Speakers at a Federal Reserve panel warned that unreliable price oracles, conflicts of interest at trading platforms and the challenges of 24/7 collateral management—highlighted by recent large liquidations—make robust infrastructure and regulation critical before tokenized markets scale.

Industry leaders told a Federal Reserve‑hosted panel that technical and governance failures, not just nascent technology, are the chief risks to scaling tokenized markets.

Don Wilson, founder and CEO of DRW, cited recent market stress on October 10 — the panel referenced about $19,000,000,000 in liquidations — and said the episode exposed weak price oracles and problematic platform practices. "Oracle's became unreliable," he said, adding that the practice of exchanges or affiliated liquidity providers internalizing liquidation flows raises conflicts where platforms may profit from forced sales.

Panelists urged that oracles and price‑discovery mechanisms must be robust and, where appropriate, subject to regulatory standards. "I think the oracle should be properly regulated," Don said. Other panelists noted that similar failures have occurred historically in traditional finance, but cautioned that 24/7 trading increases the need for real‑time collateral management and for safeguards such as diverse pricing sources, circuit breakers and stronger governance.
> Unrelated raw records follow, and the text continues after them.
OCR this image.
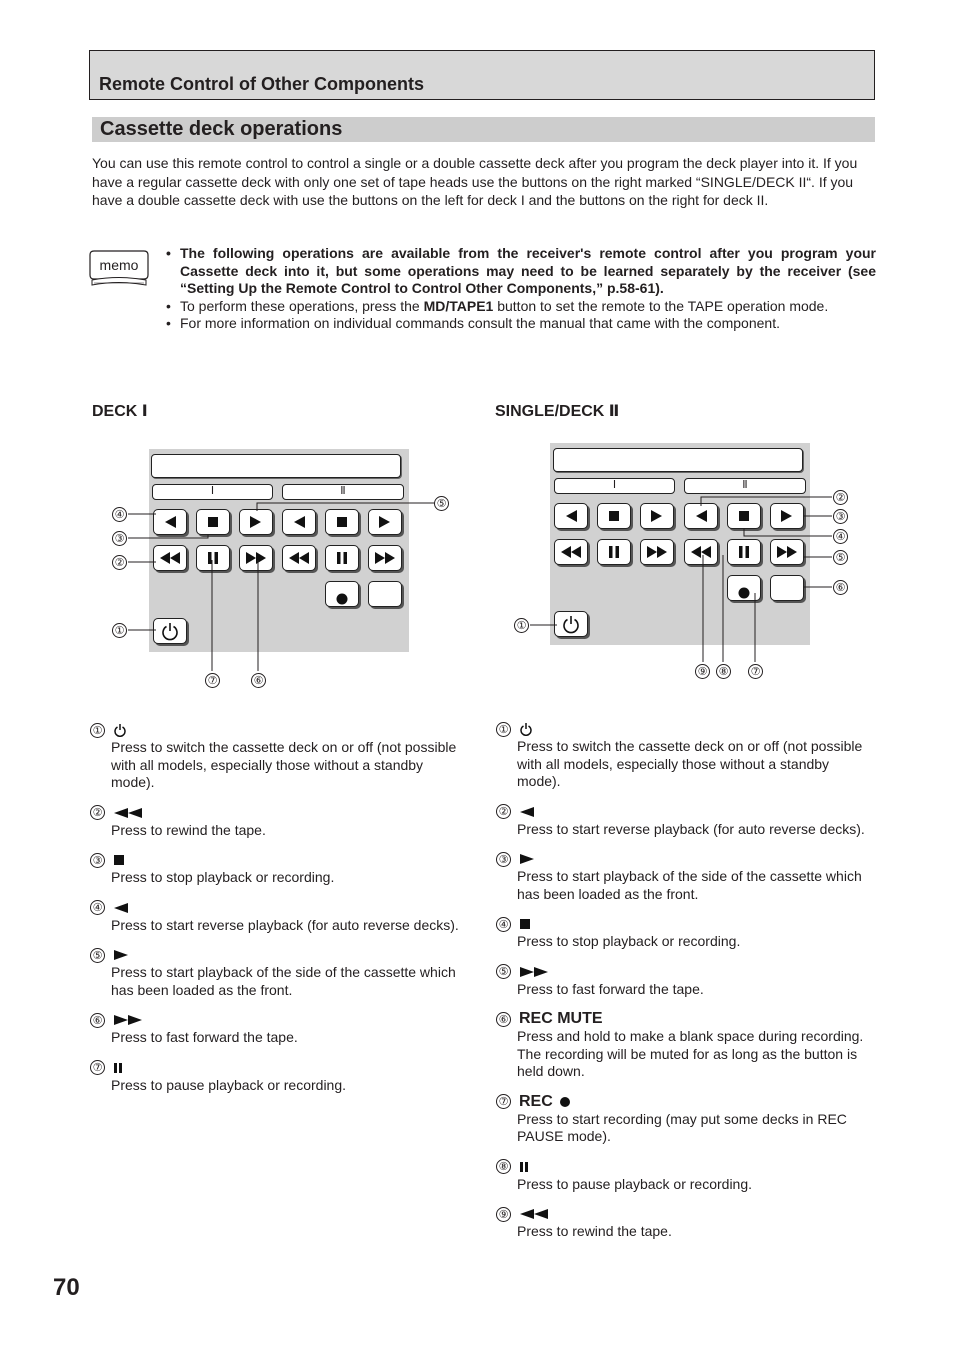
Remote Control of Other Components
Cassette deck operations
You can use this remote control to control a single or a double cassette deck after you program the deck player into it. If you have a regular cassette deck with only one set of tape heads use the buttons on the right marked “SINGLE/DECK II“. If you have a double cassette deck with use the buttons on the left for deck I and the buttons on the right for deck II.
memo
• The following operations are available from the receiver's remote control after you program your Cassette deck into it, but some operations may need to be learned separately by the receiver (see “Setting Up the Remote Control to Control Other Components,” p.58-61).
• To perform these operations, press the MD/TAPE1 button to set the remote to the TAPE operation mode.
• For more information on individual commands consult the manual that came with the component.
DECK Ⅰ
Ⅰ	Ⅱ
④
③
②
①
⑤
⑦	⑥
SINGLE/DECK Ⅱ
Ⅰ	Ⅱ
②
③
④
⑤
⑥
①
⑨ ⑧ ⑦
①
Press to switch the cassette deck on or off (not possible with all models, especially those without a standby mode).
②
Press to rewind the tape.
③
Press to stop playback or recording.
④
Press to start reverse playback (for auto reverse decks).
⑤
Press to start playback of the side of the cassette which has been loaded as the front.
⑥
Press to fast forward the tape.
⑦
Press to pause playback or recording.
①
Press to switch the cassette deck on or off (not possible with all models, especially those without a standby mode).
②
Press to start reverse playback (for auto reverse decks).
③
Press to start playback of the side of the cassette which has been loaded as the front.
④
Press to stop playback or recording.
⑤
Press to fast forward the tape.
⑥ REC MUTE
Press and hold to make a blank space during recording. The recording will be muted for as long as the button is held down.
⑦ REC
Press to start recording (may put some decks in REC PAUSE mode).
⑧
Press to pause playback or recording.
⑨
Press to rewind the tape.
70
Speakers also discussed operational vulnerabilities: capacity constraints that prevented users from topping up wallets during high activity, single‑source pricing models that break under stress, and the need for market‑quality supervision for platforms that perform exchange‑like or clearing functions. Jenny and Rob both emphasized that while blockchain can reduce reconciliation risk, it also requires mature market‑making and liquidity infrastructure to avoid fragmentation and dangerous shortfalls during stress.

Panelists recommended several remedies: more rigorous testing and redundancy for oracles, clearer rules for conflicts of interest on trading venues, and supervisory attention to the market‑making and custody arrangements that support tokenized securities. They said regulatory education and harmonized standards would help bridge current gaps.